Echo-Interview mit Thomas Amstutz, CEO Feldschlösschen Getränke AG

Die Schweiz hat eine der höchsten Brauereidichten der Welt. Warum ist Bier in unserem Land so beliebt?

Mittlerweile gibt es rund 700 Brauereien in der Schweiz. Diese von der Oberzolldirektion regelmässig veröffentlichte Zahl steigt wöchentlich. Allerdings machen die grössten 17 Brauereien rund 96% der gesamten Bierherstellung in der Schweiz aus. Diese Zahlen muss man immer in Relation zur Brauereidichte sehen. Sehr positiv ist, dass durch die Vielzahl an Brauereien das Bier zum Thema wird. Die vielen Kleinbrauer tragen zur Wiederbelebung eines ganzen Wirtschaftszweigs bei, bringen den Wettbewerb zum Spielen und sorgen dafür, dass Bier vermehrt gesellschaftsfähig wird. Wurde früher bei einem Apero nie Bier serviert, ist dies heute immer öfter zu sehen. Es ist inzwischen durchaus akzeptiert, auch in gehobener Gesellschaft Bier zu trinken. Übrigens ist der Pro-Kopf-Konsum in der Schweiz seit 2004 mit zwischen 55,3 und 58 Litern pro Jahr sehr konstant. Damit liegt die Schweiz in Europa im hinteren Mittelfeld.

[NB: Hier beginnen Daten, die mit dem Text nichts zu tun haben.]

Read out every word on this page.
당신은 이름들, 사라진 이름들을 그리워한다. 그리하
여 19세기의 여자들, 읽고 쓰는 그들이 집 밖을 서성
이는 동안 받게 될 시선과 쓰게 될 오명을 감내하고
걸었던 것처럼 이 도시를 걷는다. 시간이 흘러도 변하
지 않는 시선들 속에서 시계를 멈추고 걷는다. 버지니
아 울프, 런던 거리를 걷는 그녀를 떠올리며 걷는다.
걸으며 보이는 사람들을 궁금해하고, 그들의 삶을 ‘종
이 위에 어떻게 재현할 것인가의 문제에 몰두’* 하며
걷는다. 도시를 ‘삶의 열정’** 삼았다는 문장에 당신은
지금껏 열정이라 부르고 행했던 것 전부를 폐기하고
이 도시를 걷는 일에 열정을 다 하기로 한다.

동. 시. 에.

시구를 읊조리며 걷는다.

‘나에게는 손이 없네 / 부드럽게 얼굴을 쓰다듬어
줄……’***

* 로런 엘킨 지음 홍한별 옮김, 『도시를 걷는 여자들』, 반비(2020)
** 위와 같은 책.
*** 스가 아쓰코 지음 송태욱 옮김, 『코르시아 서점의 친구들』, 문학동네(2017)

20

…. dann sind Kleinbrauereien also keine Konkurrenten, sondern tragen im Gegenteil massgeblich zu einem besseren Image des Biers bei?

Sie fördern sicher das Image des Biers. Unter Brauern spricht man übrigens nicht von Konkurrenz, sondern von Wettbewerb. Man schätzt gegenseitig die Arbeit des anderen. Im Markt hat grundsätzlich jeder Marktspieler einen Platz. Eine Kleinbrauerei könnte aber nie zum Beispiel ein eidgenössisches Schwingfest stemmen. Trotzdem, Kleinbrauereien sind ganz klar auch eine Herausforderung für Feldschlösschen. Sie tragen zur Vielfalt des Angebots bei, gestalten Trends und nehmen Bedürfnisänderungen der Konsumenten auf. Dies hält uns auf Trab. Wir müssen uns anpassen können – unser Pioniergeist ist einmal mehr gefordert.

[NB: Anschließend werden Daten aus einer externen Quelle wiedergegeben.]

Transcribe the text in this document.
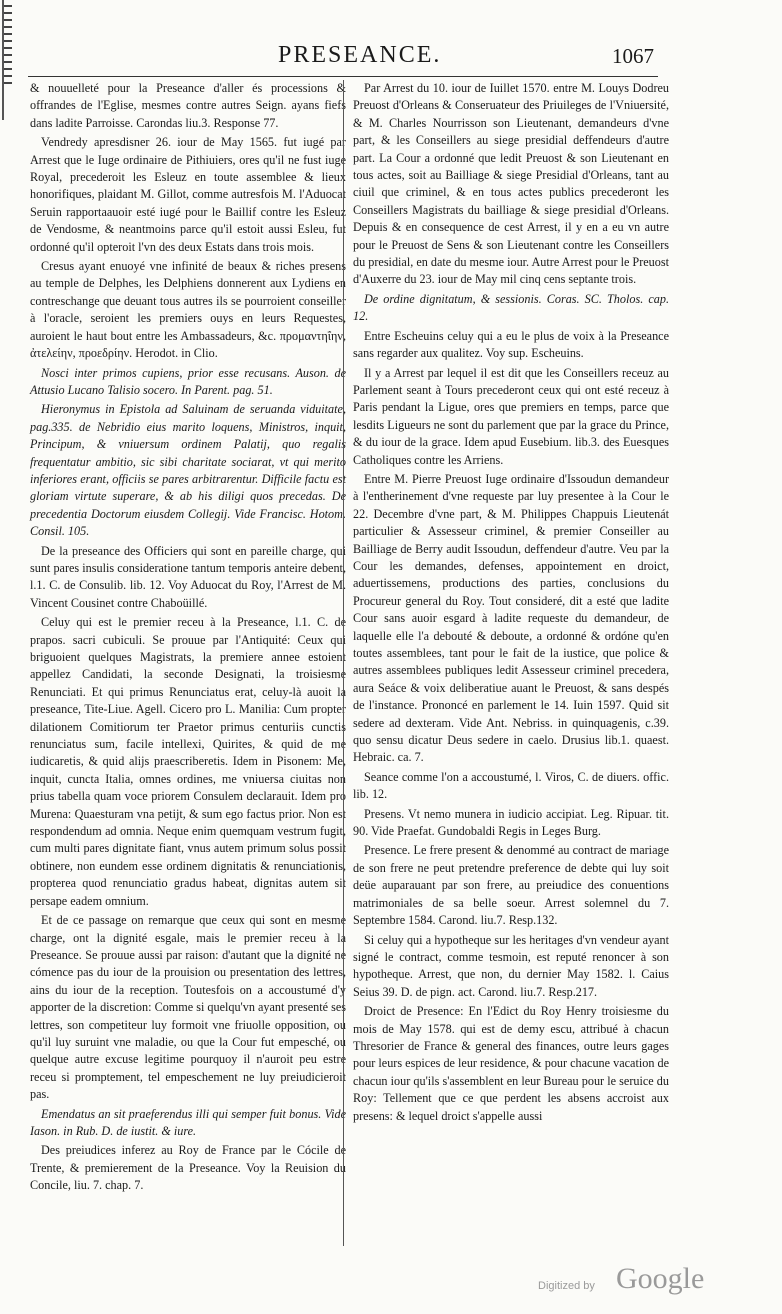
PRESEANCE.	1067

& nouuelleté pour la Preseance d'aller és processions & offrandes de l'Eglise, mesmes contre autres Seign. ayans fiefs dans ladite Parroisse. Carondas liu.3. Response 77.

Vendredy apresdisner 26. iour de May 1565. fut iugé par Arrest que le Iuge ordinaire de Pithiuiers, ores qu'il ne fust iuge Royal, precederoit les Esleuz en toute assemblee & lieux honorifiques, plaidant M. Gillot, comme autresfois M. l'Aduocat Seruin rapportaauoir esté iugé pour le Baillif contre les Esleuz de Vendosme, & neantmoins parce qu'il estoit aussi Esleu, fut ordonné qu'il opteroit l'vn des deux Estats dans trois mois.

Cresus ayant enuoyé vne infinité de beaux & riches presens au temple de Delphes, les Delphiens donnerent aux Lydiens en contreschange que deuant tous autres ils se pourroient conseiller à l'oracle, seroient les premiers ouys en leurs Requestes, auroient le haut bout entre les Ambassadeurs, &c. προμαντηΐην, ἀτελείην, προεδρίην. Herodot. in Clio.

Nosci inter primos cupiens, prior esse recusans. Auson. de Attusio Lucano Talisio socero. In Parent. pag. 51.

Hieronymus in Epistola ad Saluinam de seruanda viduitate, pag.335. de Nebridio eius marito loquens, Ministros, inquit, Principum, & vniuersum ordinem Palatij, quo regalis frequentatur ambitio, sic sibi charitate sociarat, vt qui merito inferiores erant, officiis se pares arbitrarentur. Difficile factu est gloriam virtute superare, & ab his diligi quos precedas. De precedentia Doctorum eiusdem Collegij. Vide Francisc. Hotom. Consil. 105.

De la preseance des Officiers qui sont en pareille charge, qui sunt pares insulis consideratione tantum temporis anteire debent, l.1. C. de Consulib. lib. 12. Voy Aduocat du Roy, l'Arrest de M. Vincent Cousinet contre Chaboüillé.

Celuy qui est le premier receu à la Preseance, l.1. C. de prapos. sacri cubiculi. Se prouue par l'Antiquité: Ceux qui briguoient quelques Magistrats, la premiere annee estoient appellez Candidati, la seconde Designati, la troisiesme Renunciati. Et qui primus Renunciatus erat, celuy-là auoit la preseance, Tite-Liue. Agell. Cicero pro L. Manilia: Cum propter dilationem Comitiorum ter Praetor primus centuriis cunctis renunciatus sum, facile intellexi, Quirites, & quid de me iudicaretis, & quid alijs praescriberetis. Idem in Pisonem: Me, inquit, cuncta Italia, omnes ordines, me vniuersa ciuitas non prius tabella quam voce priorem Consulem declarauit. Idem pro Murena: Quaesturam vna petijt, & sum ego factus prior. Non est respondendum ad omnia. Neque enim quemquam vestrum fugit, cum multi pares dignitate fiant, vnus autem primum solus possit obtinere, non eundem esse ordinem dignitatis & renunciationis, propterea quod renunciatio gradus habeat, dignitas autem sit persape eadem omnium.

Et de ce passage on remarque que ceux qui sont en mesme charge, ont la dignité esgale, mais le premier receu à la Preseance. Se prouue aussi par raison: d'autant que la dignité ne cómence pas du iour de la prouision ou presentation des lettres, ains du iour de la reception. Toutesfois on a accoustumé d'y apporter de la discretion: Comme si quelqu'vn ayant presenté ses lettres, son competiteur luy formoit vne friuolle opposition, ou qu'il luy suruint vne maladie, ou que la Cour fut empesché, ou quelque autre excuse legitime pourquoy il n'auroit peu estre receu si promptement, tel empeschement ne luy preiudicieroit pas.

Emendatus an sit praeferendus illi qui semper fuit bonus. Vide Iason. in Rub. D. de iustit. & iure.

Des preiudices inferez au Roy de France par le Cócile de Trente, & premierement de la Preseance. Voy la Reuision du Concile, liu. 7. chap. 7.

Par Arrest du 10. iour de Iuillet 1570. entre M. Louys Dodreu Preuost d'Orleans & Conseruateur des Priuileges de l'Vniuersité, & M. Charles Nourrisson son Lieutenant, demandeurs d'vne part, & les Conseillers au siege presidial deffendeurs d'autre part. La Cour a ordonné que ledit Preuost & son Lieutenant en tous actes, soit au Bailliage & siege Presidial d'Orleans, tant au ciuil que criminel, & en tous actes publics precederont les Conseillers Magistrats du bailliage & siege presidial d'Orleans. Depuis & en consequence de cest Arrest, il y en a eu vn autre pour le Preuost de Sens & son Lieutenant contre les Conseillers du presidial, en date du mesme iour. Autre Arrest pour le Preuost d'Auxerre du 23. iour de May mil cinq cens septante trois.

De ordine dignitatum, & sessionis. Coras. SC. Tholos. cap. 12.

Entre Escheuins celuy qui a eu le plus de voix à la Preseance sans regarder aux qualitez. Voy sup. Escheuins.

Il y a Arrest par lequel il est dit que les Conseillers receuz au Parlement seant à Tours precederont ceux qui ont esté receuz à Paris pendant la Ligue, ores que premiers en temps, parce que lesdits Ligueurs ne sont du parlement que par la grace du Prince, & du iour de la grace. Idem apud Eusebium. lib.3. des Euesques Catholiques contre les Arriens.

Entre M. Pierre Preuost Iuge ordinaire d'Issoudun demandeur à l'entherinement d'vne requeste par luy presentee à la Cour le 22. Decembre d'vne part, & M. Philippes Chappuis Lieutenát particulier & Assesseur criminel, & premier Conseiller au Bailliage de Berry audit Issoudun, deffendeur d'autre. Veu par la Cour les demandes, defenses, appointement en droict, aduertissemens, productions des parties, conclusions du Procureur general du Roy. Tout consideré, dit a esté que ladite Cour sans auoir esgard à ladite requeste du demandeur, de laquelle elle l'a debouté & deboute, a ordonné & ordóne qu'en toutes assemblees, tant pour le fait de la iustice, que police & autres assemblees publiques ledit Assesseur criminel precedera, aura Seáce & voix deliberatiue auant le Preuost, & sans despés de l'instance. Prononcé en parlement le 14. Iuin 1597. Quid sit sedere ad dexteram. Vide Ant. Nebriss. in quinquagenis, c.39. quo sensu dicatur Deus sedere in caelo. Drusius lib.1. quaest. Hebraic. ca. 7.

Seance comme l'on a accoustumé, l. Viros, C. de diuers. offic. lib. 12.

Presens. Vt nemo munera in iudicio accipiat. Leg. Ripuar. tit. 90. Vide Praefat. Gundobaldi Regis in Leges Burg.

Presence. Le frere present & denommé au contract de mariage de son frere ne peut pretendre preference de debte qui luy soit deüe auparauant par son frere, au preiudice des conuentions matrimoniales de sa belle soeur. Arrest solemnel du 7. Septembre 1584. Carond. liu.7. Resp.132.

Si celuy qui a hypotheque sur les heritages d'vn vendeur ayant signé le contract, comme tesmoin, est reputé renoncer à son hypotheque. Arrest, que non, du dernier May 1582. l. Caius Seius 39. D. de pign. act. Carond. liu.7. Resp.217.

Droict de Presence: En l'Edict du Roy Henry troisiesme du mois de May 1578. qui est de demy escu, attribué à chacun Thresorier de France & general des finances, outre leurs gages pour leurs espices de leur residence, & pour chacune vacation de chacun iour qu'ils s'assemblent en leur Bureau pour le seruice du Roy: Tellement que ce que perdent les absens accroist aux presens: & lequel droict s'appelle aussi

Digitized by Google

Nicht nur neue Kleinbrauereien sind im Markt, auch die Nachfrage nach ausländischem Bier ist stark gestiegen. Seit dem Jahr 2000 hat sich dessen Anteil auf über 26% fast verdoppelt. Wie wehrt sich der Marktführer gegen diese Entwicklung?

Seit 2000 hat sich der Import von Bier aus dem Ausland zwar fast verdoppelt, sich aber in den letzten drei Jahren stabilisiert. Rund 50% des importierten Biers stammen aus Deutschland. Der Grund für die Verdoppelung des Importanteils waren vor allem die Billigbiere aus Deutschland. Heute kostet ein deutsches Billigbier zwischen 29 und etwa 50 Rappen pro Halbliterdose. Eine Dose Feldschlösschen kostet hingegen zwischen 1.70 Fr. und 1.80 Fr. Der Konsument kann also für den Preis einer Halbliterdose Feldschlösschen vier bis fünf Dosen deutsches Bier bekommen. Wir müssen daher tagtäglich den Konsumenten beweisen, dass unsere höhere Qualität diesen Mehrpreis rechtfertigt.

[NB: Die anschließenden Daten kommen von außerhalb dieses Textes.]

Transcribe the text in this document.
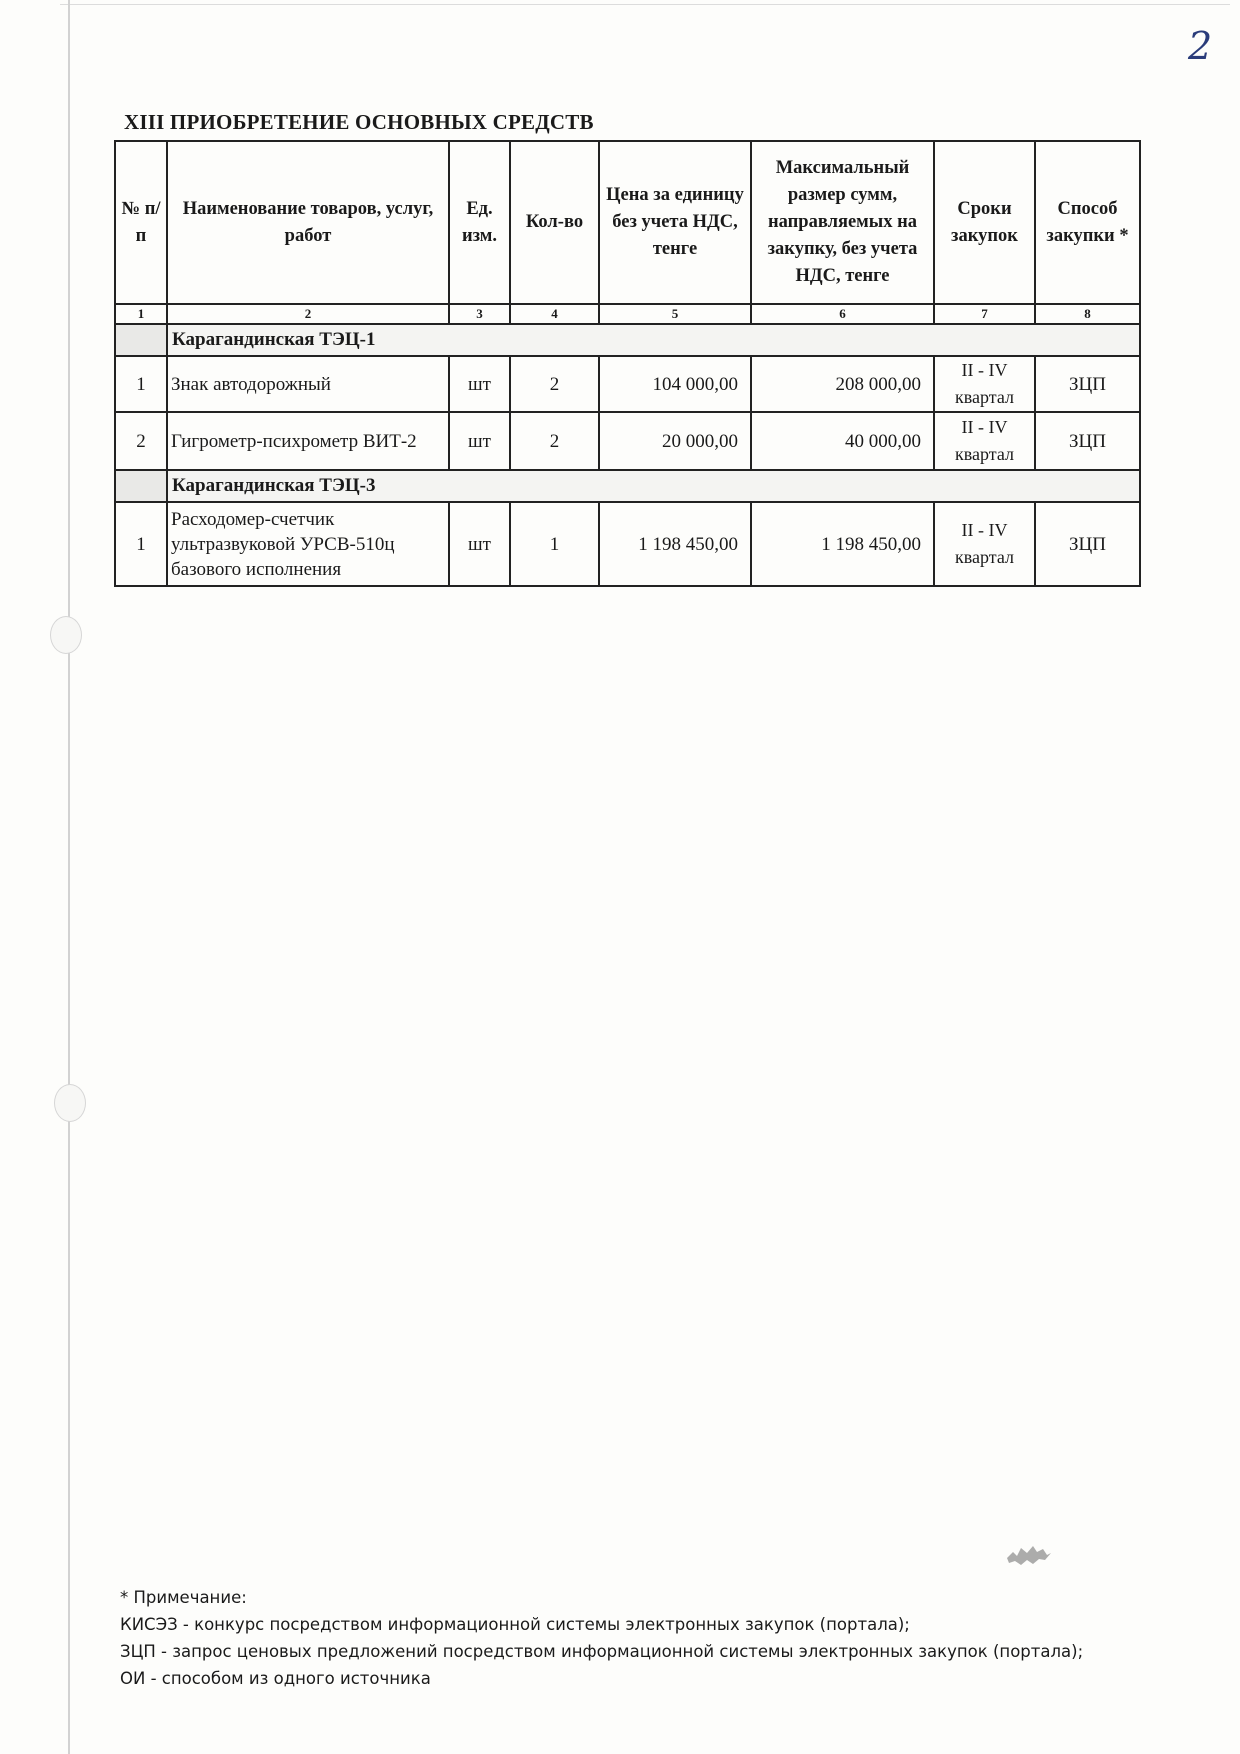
2
XIII ПРИОБРЕТЕНИЕ ОСНОВНЫХ СРЕДСТВ
№ п/п	Наименование товаров, услуг, работ	Ед. изм.	Кол-во	Цена за единицу без учета НДС, тенге	Максимальный размер сумм, направляемых на закупку, без учета НДС, тенге	Сроки закупок	Способ закупки *
1	2	3	4	5	6	7	8
	Карагандинская ТЭЦ-1						
1	Знак автодорожный	шт	2	104 000,00	208 000,00	II - IV квартал	ЗЦП
2	Гигрометр-психрометр ВИТ-2	шт	2	20 000,00	40 000,00	II - IV квартал	ЗЦП
	Карагандинская ТЭЦ-3						
1	Расходомер-счетчик ультразвуковой УРСВ-510ц базового исполнения	шт	1	1 198 450,00	1 198 450,00	II - IV квартал	ЗЦП
* Примечание:
КИСЭЗ - конкурс посредством информационной системы электронных закупок (портала);
ЗЦП - запрос ценовых предложений посредством информационной системы электронных закупок (портала);
ОИ - способом из одного источника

Produziert Feldschlösschen ausschliesslich in Rheinfelden?

Wir produzieren in Rheinfelden und in Sion. Im Ausland haben wir keine Produktionsstätte. Gebraut wird in der Schweiz auch das internationale Premium-Bier Carlsberg für den Schweizer Markt. Hingegen importieren wir andere Biere der Carlsberg-Gruppe, ausgelesene Spezialitätenbiere wie beispielsweise das französische 1664 für die Westschweiz. Biere im Billigsegment führen wir nicht ein.

Verkauft Feldschlösschen auch im Ausland?

Nein, es gibt zwar zwei Brauereien in Deutschland, die auch Feldschlösschen heissen, aber das ist Zufall. Unser Feldschlösschen Bier kann man im Ausland nicht kaufen. Das ist ein reines Schweizer Produkt, direkt aus dem Schloss – nur für die Schweiz.

Welche Ingredienzen gehören aus Ihrer Sicht zu erfolgreichem Unternehmertum?

Erfolgreiches Unternehmertum hat vor allem in der Schweiz sehr viel mit Pionierleistungen zu tun. Weil die Schweiz als Produktionsstandort teurer ist, müssen wir uns immer neu erfinden und uns mit Leistungen von unseren Mitbewerbern aus Übersee und Europa abheben. Zu diesem Zweck braucht es Investitionen genau in den Bereichen, in denen wir uns abheben wollen. Und es braucht Rahmenbedingungen, die solche Investitionen zulassen, anstatt immer mehr einschneidende Massnahmen, welche die freie Marktwirtschaft behindern.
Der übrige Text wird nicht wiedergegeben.